水俣病の教訓、後世へ 学園大で国際フォーラム
世界各地の環境汚染を検証し、水俣病の失敗の教訓を後世にどう発信するかを探る「環境被害に関する国際フォーラム」が5日、熊本市の熊本学園大で始まった。8日まで。初日は国内外の8カ国・地域の環境汚染の被害者や研究者らが、被害の実態や地域社会への影響などを報告した。
水俣病公式確認50年の2006年に続き、2回目の開催。解決にほど遠い水俣病問題の現状を踏まえ、国境を越えた継続的な交流や発信をするために、同大水俣学研究センターなどが企画し、約120人が参加した。

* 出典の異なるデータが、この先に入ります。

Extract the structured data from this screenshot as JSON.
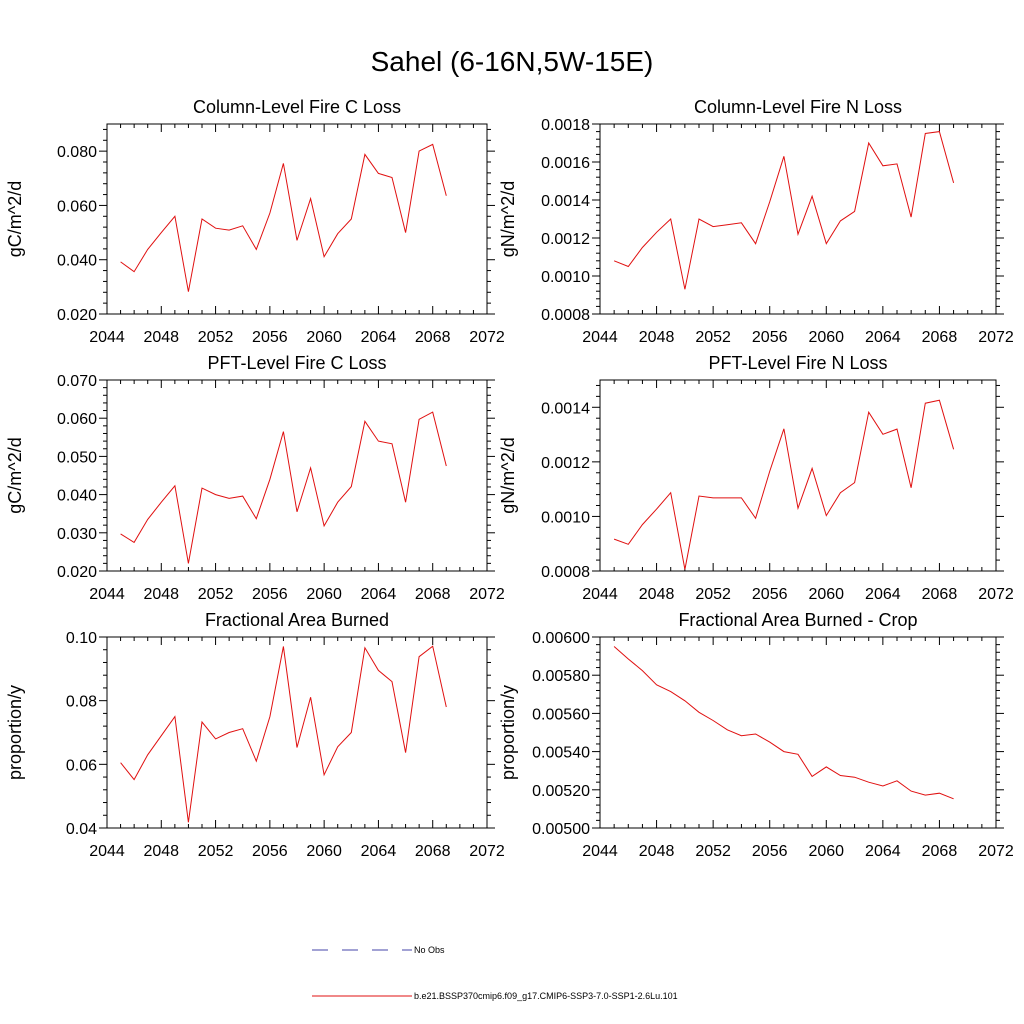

水俣病問題に長年かかわる丸山定巳・同センター顧問は、講演で原因企業チッソや行政の責任に言及。「海の汚染を地域全体の問題と捉えなかった社会構造が、水俣病発生の原因。排水を規制しなかった国やチッソの責任は非常に重い。行政は被害者確定に必要な全体調査すらせず、補償はいまだに終わっていない」と述べた。
カナダ・オンタリオ北西部の先住民の女性2人は、1969年に表面化したパルプ工場の水銀汚染について説明。「政府の健康調査を受けたが、結果すら届かない。将来の世代への影響をみるために、長期間にわたる調査が必要だ」と訴えた。
タイの工業団地の大気汚染や、台湾・安順のダイオキシン・水銀の汚染では、責任逃れを図る政府対応や胎児への影響など、水俣病との共通点を指摘する報告もあった。